Bir gün bir adam Hz. Peygamber’e (s.a.s.) geldi ve “Ey Allah’ın Resulü! Hangi sadaka daha faziletlidir?” diye sordu. Hz. Peygamber (s.a.s.) bu soruya şöyle cevap verdi: “Tamamen sağlıklı olup mal mülk toplamaya hırslı bulunduğun; bir taraftan zengin olma ümidi taşırken diğer taraftan da fakirlikten korkar olduğun hâlde verdiğin sadaka en faziletli sadakadır.

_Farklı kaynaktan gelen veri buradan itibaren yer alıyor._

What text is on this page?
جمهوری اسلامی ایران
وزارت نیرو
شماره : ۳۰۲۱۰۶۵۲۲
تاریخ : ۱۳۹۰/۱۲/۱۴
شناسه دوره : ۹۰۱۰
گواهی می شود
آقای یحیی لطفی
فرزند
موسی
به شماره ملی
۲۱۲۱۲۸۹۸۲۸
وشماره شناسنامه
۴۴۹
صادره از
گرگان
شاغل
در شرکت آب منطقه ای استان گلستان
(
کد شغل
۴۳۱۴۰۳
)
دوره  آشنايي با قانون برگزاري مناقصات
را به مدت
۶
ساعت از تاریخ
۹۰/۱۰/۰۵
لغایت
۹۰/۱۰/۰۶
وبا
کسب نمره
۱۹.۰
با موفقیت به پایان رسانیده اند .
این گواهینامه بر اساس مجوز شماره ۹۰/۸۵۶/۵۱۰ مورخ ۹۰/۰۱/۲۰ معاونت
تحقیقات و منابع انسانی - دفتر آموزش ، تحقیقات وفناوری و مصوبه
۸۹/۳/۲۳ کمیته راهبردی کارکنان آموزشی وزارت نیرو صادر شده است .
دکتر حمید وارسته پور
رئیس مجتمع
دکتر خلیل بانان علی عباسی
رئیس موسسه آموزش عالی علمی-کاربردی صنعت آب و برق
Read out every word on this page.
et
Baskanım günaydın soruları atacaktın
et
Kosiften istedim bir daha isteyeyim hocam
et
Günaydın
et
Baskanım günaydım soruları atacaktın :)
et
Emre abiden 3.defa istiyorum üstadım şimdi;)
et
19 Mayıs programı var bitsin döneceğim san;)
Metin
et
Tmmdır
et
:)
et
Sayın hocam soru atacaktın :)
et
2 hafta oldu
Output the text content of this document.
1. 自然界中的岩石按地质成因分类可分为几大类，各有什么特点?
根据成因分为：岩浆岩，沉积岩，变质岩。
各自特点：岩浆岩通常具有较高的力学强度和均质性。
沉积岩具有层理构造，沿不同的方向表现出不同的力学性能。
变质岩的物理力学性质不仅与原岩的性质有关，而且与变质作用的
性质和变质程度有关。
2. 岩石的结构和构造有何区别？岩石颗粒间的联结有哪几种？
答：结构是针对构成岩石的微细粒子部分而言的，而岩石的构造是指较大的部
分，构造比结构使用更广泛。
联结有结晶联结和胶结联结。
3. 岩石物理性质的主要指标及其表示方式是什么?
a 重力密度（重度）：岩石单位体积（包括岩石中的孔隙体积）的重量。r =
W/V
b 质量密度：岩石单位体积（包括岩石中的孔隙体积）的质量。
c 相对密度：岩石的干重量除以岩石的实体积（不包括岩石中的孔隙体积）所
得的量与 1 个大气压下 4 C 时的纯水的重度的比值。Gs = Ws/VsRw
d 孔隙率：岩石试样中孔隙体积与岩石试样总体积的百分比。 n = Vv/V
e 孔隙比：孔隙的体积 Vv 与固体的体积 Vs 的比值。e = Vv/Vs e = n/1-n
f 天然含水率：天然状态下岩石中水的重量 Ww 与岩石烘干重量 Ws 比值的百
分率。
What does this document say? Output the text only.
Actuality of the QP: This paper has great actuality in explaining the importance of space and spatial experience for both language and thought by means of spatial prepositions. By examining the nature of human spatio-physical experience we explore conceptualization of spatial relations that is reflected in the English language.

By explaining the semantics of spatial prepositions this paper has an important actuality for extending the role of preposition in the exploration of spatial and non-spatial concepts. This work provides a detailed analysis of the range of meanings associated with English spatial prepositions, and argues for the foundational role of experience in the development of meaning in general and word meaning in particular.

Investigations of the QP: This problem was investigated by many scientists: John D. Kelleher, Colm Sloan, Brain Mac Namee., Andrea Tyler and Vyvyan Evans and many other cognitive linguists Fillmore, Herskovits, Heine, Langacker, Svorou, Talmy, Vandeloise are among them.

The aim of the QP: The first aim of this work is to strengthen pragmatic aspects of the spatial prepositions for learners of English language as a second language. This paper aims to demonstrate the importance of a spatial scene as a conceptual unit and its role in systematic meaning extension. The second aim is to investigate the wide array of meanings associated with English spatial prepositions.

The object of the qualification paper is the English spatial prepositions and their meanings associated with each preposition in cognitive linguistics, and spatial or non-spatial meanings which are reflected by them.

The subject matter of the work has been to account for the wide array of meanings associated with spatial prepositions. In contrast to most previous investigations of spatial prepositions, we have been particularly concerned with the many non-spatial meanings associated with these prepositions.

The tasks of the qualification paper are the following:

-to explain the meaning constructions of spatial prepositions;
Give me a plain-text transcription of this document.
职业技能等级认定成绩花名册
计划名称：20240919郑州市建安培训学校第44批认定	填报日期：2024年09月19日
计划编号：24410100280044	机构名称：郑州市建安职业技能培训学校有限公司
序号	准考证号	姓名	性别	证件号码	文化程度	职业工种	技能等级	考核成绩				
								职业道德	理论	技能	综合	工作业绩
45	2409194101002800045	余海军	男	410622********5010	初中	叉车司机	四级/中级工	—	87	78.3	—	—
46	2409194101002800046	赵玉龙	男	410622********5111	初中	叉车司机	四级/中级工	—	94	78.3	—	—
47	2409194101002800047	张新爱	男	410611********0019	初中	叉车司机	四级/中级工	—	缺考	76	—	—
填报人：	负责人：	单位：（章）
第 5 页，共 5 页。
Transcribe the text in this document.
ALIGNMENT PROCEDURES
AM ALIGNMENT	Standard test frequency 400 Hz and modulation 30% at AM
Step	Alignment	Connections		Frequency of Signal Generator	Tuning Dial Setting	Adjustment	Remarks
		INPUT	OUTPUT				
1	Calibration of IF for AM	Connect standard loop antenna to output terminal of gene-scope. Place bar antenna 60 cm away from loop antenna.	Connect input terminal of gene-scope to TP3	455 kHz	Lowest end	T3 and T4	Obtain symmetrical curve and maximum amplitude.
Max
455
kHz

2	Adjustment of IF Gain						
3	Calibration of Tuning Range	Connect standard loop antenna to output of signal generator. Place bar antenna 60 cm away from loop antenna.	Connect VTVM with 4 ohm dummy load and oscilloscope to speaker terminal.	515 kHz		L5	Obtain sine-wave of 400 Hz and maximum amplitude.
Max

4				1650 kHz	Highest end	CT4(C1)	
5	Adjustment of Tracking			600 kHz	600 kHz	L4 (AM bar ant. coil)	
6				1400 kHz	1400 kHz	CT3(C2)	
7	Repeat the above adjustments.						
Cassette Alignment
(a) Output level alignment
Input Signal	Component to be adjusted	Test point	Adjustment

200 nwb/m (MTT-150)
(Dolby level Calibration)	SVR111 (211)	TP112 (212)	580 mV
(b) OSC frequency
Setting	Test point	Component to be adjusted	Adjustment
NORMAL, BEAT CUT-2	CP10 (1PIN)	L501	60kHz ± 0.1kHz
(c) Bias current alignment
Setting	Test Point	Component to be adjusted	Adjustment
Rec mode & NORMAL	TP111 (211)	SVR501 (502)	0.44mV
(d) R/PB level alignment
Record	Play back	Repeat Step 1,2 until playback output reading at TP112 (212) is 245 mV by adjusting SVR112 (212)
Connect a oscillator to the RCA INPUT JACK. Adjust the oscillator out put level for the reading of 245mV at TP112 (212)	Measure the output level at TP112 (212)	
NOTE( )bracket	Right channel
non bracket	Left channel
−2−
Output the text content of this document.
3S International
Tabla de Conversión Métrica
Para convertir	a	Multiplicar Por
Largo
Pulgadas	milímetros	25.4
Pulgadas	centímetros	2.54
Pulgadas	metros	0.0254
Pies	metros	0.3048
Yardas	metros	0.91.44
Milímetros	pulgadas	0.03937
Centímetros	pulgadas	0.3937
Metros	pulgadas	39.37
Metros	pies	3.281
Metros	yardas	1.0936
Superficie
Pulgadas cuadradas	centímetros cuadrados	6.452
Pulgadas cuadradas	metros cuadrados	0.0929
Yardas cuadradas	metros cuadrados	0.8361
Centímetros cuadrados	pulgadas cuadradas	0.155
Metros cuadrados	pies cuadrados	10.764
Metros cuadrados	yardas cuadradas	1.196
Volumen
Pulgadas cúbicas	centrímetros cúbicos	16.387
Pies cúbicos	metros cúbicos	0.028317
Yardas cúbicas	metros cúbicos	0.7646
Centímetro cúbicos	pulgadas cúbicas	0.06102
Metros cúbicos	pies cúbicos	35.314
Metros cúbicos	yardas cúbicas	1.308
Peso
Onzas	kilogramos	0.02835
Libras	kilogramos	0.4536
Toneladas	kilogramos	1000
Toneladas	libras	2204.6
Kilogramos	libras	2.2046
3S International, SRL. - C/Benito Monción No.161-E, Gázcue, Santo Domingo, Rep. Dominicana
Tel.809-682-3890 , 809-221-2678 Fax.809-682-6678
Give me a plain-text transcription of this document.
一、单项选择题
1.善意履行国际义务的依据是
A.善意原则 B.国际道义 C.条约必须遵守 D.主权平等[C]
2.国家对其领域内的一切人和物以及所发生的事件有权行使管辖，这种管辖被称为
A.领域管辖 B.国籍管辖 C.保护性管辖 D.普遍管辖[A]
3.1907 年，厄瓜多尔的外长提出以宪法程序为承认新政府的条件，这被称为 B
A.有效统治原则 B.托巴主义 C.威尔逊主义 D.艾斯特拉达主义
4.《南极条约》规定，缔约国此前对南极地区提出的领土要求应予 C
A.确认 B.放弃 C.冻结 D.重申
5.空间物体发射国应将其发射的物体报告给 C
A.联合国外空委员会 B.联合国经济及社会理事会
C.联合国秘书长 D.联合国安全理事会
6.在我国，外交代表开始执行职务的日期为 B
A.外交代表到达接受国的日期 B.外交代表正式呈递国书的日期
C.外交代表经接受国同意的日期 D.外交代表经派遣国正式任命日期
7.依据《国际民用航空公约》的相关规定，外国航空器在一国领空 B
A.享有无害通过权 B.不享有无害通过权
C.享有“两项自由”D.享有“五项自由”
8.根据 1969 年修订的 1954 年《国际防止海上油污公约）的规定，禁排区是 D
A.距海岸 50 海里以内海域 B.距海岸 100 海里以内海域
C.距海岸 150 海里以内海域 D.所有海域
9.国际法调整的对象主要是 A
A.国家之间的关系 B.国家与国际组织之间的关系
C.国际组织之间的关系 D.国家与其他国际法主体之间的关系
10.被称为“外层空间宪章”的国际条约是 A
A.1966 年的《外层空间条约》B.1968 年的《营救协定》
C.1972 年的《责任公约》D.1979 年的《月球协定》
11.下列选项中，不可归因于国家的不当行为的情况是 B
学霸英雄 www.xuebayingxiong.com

Sakın sen sadaka vermeyi can boğaza gelip de ‘Şu malım falana, şu malım filana.’ diye vasiyet edeceğin hayatın son anına erteleme.” (Buhari, Vesaya, 7.) Yardımlaşma ve dayanışma ayı olan ramazanın gölgesinin üzerimize düştüğü şu kutlu günlerde gündemimizde yer alması gereken konulardan biri de hiç şüphesiz infaktır. İnfakın ne zaman yapılması gerektiği hususunu yukarıdaki hadise açıkça ortaya koymakla birlikte infakın ne olduğunu, niçin infak yaptığımızı ve infak yaparken nelere dikkat etmemiz gerektiğini bilmek de önem arz etmektedir.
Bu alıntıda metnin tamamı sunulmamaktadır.